What I’m brooding on…
These lyrics by John Prine in “Hello In There” haunted me in the 1970s and do so more the older I get. “Happy” Monday to you all.
"Hello In There"
We had an apartment in the city, Me and Loretta liked living there. Well, it's been years since the kids had grown, A life of their own left us alone. John and Linda live in Omaha, And Joe is somewhere on the road. We lost Davy in the Korean war, And I still don't know what for, Don't matter anymore.
You know that old trees just grow stronger, And old rivers grow wilder every day. Old people just grow lonesome Waiting for someone to say, "Hello in there. Hello."
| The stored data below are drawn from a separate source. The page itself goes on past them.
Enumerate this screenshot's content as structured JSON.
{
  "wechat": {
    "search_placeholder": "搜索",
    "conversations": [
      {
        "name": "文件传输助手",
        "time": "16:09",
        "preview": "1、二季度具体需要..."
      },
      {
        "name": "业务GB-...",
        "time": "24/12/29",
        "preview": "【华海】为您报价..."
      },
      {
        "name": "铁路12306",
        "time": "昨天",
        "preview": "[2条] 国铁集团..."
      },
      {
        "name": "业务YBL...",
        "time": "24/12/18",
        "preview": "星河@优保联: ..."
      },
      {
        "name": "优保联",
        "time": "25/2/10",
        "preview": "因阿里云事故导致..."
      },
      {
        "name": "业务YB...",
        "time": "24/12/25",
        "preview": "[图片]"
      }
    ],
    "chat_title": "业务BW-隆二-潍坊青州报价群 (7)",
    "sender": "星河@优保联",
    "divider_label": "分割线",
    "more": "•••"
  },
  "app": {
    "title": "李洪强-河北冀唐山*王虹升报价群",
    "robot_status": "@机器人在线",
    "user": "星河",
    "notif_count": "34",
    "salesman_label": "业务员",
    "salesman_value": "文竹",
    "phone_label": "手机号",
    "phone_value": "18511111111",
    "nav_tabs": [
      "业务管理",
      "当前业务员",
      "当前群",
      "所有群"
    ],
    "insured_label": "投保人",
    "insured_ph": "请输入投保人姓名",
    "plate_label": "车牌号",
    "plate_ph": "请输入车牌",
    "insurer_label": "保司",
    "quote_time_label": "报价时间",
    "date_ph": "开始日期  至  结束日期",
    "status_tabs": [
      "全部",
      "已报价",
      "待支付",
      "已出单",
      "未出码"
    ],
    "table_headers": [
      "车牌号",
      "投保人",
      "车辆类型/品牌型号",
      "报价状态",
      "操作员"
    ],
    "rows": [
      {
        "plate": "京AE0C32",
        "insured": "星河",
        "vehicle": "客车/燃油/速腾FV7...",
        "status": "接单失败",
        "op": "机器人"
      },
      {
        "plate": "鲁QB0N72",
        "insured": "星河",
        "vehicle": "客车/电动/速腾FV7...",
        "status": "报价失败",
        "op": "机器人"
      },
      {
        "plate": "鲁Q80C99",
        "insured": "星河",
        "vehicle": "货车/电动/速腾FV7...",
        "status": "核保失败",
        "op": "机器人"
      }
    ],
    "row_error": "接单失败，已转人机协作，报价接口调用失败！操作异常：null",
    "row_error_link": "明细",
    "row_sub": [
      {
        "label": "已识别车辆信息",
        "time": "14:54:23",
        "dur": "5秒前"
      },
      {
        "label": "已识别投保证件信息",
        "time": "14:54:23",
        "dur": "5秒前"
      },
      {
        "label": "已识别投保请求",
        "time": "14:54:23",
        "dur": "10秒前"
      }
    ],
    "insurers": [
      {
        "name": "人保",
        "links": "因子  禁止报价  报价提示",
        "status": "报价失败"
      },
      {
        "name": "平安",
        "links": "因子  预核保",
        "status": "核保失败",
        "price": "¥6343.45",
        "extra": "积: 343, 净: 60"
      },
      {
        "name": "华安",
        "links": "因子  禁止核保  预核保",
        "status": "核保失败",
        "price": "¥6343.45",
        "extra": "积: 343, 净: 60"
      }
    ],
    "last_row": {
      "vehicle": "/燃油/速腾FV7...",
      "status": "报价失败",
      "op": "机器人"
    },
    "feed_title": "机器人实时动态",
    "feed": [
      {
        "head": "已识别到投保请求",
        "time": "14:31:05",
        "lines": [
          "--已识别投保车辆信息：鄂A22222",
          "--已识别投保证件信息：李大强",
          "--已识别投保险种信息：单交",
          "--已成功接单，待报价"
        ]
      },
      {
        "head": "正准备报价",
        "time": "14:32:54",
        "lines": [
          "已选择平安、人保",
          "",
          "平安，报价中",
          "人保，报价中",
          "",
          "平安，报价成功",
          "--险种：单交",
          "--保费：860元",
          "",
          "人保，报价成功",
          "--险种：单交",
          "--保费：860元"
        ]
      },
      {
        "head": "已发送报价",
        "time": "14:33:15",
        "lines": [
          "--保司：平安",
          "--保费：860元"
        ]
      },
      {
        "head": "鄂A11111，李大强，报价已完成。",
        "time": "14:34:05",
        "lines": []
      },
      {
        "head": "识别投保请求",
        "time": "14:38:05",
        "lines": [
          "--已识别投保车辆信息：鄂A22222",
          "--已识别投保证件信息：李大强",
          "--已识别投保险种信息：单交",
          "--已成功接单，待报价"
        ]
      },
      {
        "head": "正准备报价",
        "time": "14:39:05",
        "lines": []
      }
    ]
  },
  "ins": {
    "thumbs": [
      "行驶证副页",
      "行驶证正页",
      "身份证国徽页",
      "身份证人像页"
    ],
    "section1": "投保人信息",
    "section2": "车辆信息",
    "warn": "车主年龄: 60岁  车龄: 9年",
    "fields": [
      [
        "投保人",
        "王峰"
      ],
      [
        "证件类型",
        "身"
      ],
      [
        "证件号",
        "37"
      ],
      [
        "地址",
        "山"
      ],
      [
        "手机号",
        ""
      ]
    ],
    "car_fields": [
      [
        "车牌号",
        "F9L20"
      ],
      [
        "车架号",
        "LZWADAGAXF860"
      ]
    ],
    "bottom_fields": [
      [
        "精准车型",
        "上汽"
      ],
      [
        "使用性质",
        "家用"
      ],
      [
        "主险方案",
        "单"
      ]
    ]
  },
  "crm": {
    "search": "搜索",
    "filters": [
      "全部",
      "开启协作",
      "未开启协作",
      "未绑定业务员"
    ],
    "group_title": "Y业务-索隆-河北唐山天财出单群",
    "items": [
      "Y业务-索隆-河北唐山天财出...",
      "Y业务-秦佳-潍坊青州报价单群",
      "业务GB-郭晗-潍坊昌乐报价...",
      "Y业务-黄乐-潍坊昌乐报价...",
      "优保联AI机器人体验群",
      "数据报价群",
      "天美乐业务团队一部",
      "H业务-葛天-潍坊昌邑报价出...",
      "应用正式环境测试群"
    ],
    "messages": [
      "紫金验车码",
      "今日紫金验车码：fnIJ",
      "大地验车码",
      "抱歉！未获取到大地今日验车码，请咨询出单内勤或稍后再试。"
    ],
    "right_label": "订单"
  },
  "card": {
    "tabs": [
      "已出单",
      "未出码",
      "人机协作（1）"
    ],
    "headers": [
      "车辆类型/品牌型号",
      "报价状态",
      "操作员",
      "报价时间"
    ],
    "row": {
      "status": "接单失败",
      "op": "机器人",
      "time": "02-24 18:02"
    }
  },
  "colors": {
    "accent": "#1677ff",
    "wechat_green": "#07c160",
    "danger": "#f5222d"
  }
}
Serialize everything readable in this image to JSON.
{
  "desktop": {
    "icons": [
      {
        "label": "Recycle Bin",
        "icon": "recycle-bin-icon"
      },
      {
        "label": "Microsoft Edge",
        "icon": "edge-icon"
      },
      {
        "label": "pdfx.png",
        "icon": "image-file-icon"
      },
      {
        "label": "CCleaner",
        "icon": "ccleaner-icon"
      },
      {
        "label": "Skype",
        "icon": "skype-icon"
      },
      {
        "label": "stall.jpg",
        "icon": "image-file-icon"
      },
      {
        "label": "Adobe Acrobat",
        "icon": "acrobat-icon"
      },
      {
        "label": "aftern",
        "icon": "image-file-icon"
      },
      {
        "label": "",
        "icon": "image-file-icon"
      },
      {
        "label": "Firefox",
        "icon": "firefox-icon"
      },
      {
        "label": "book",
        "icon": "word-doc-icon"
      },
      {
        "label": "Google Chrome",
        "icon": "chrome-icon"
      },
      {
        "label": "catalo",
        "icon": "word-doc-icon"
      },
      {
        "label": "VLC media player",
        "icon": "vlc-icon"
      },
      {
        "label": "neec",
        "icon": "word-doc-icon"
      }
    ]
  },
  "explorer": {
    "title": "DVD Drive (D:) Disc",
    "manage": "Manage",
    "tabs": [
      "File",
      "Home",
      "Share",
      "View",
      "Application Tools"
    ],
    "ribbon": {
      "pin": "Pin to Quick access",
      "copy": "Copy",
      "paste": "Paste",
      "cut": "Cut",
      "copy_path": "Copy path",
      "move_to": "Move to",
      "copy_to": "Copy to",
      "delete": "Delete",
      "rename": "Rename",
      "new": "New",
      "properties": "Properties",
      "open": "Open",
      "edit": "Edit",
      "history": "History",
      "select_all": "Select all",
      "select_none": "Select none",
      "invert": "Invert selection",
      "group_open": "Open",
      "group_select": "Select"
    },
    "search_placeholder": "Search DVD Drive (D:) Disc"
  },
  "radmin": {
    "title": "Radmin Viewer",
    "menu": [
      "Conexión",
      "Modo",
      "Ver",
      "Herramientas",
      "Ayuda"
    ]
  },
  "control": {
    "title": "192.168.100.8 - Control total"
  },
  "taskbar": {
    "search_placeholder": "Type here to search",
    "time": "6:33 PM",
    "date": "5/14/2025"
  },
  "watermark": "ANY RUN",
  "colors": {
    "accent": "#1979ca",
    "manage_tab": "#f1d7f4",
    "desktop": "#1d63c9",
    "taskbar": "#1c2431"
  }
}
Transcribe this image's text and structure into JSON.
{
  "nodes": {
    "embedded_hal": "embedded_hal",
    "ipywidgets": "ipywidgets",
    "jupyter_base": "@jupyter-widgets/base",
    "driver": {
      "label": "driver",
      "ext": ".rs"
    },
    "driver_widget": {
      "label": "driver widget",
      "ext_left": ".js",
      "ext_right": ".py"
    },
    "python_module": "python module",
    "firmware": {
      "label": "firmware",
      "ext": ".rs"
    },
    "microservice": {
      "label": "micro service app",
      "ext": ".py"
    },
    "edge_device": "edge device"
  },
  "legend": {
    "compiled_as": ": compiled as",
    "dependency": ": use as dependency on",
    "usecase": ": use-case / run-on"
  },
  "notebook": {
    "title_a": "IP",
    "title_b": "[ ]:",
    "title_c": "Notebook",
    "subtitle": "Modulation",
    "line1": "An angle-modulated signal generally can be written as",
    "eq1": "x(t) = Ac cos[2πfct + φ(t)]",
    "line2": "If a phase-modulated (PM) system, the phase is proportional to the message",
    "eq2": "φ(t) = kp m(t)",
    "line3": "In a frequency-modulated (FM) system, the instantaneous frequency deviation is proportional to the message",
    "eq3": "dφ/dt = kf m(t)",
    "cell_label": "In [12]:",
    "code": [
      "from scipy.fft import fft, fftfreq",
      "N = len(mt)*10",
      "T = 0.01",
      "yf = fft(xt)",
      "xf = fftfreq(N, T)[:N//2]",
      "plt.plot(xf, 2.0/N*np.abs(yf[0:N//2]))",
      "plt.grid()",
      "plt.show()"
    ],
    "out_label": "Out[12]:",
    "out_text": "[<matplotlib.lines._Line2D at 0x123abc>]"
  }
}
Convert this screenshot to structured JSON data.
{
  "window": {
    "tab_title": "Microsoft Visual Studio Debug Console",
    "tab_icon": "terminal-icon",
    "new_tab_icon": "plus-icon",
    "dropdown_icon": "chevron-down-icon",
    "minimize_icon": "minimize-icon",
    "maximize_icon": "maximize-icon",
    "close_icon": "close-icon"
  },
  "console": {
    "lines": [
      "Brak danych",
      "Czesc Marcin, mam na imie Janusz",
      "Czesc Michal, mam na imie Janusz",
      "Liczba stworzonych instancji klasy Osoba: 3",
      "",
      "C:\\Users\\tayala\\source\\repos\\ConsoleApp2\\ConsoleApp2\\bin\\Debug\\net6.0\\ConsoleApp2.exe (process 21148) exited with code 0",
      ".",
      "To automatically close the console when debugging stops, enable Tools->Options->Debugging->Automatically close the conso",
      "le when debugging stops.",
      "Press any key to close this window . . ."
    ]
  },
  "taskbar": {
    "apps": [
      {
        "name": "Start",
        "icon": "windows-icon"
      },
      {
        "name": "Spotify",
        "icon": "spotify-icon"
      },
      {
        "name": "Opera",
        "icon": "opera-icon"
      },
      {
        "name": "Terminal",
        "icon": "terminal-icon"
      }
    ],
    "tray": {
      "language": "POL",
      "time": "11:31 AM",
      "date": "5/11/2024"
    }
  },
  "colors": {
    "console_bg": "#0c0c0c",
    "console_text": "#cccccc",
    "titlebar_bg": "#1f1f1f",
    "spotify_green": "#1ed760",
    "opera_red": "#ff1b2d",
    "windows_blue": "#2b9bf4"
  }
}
Me and Loretta, we don't talk much more, She sits and stares through the back door screen. And all the news just repeat itself Like some forgotten dream that we've both seen. Someday I'll go and call up Rudy, We worked together at the factory. But what could I say if he asks "What's new?" "Nothing, what's with you? Nothing much to do."
You know that old trees just grow stronger, And old rivers grow wilder every day. Old people just grow lonesome Waiting for someone to say, "Hello in there. Hello."
So if you're walking down the street sometime And spot some hollow ancient eyes, Please don't just pass 'em by and stare As if you didn't care, say, "Hello in there. Hello."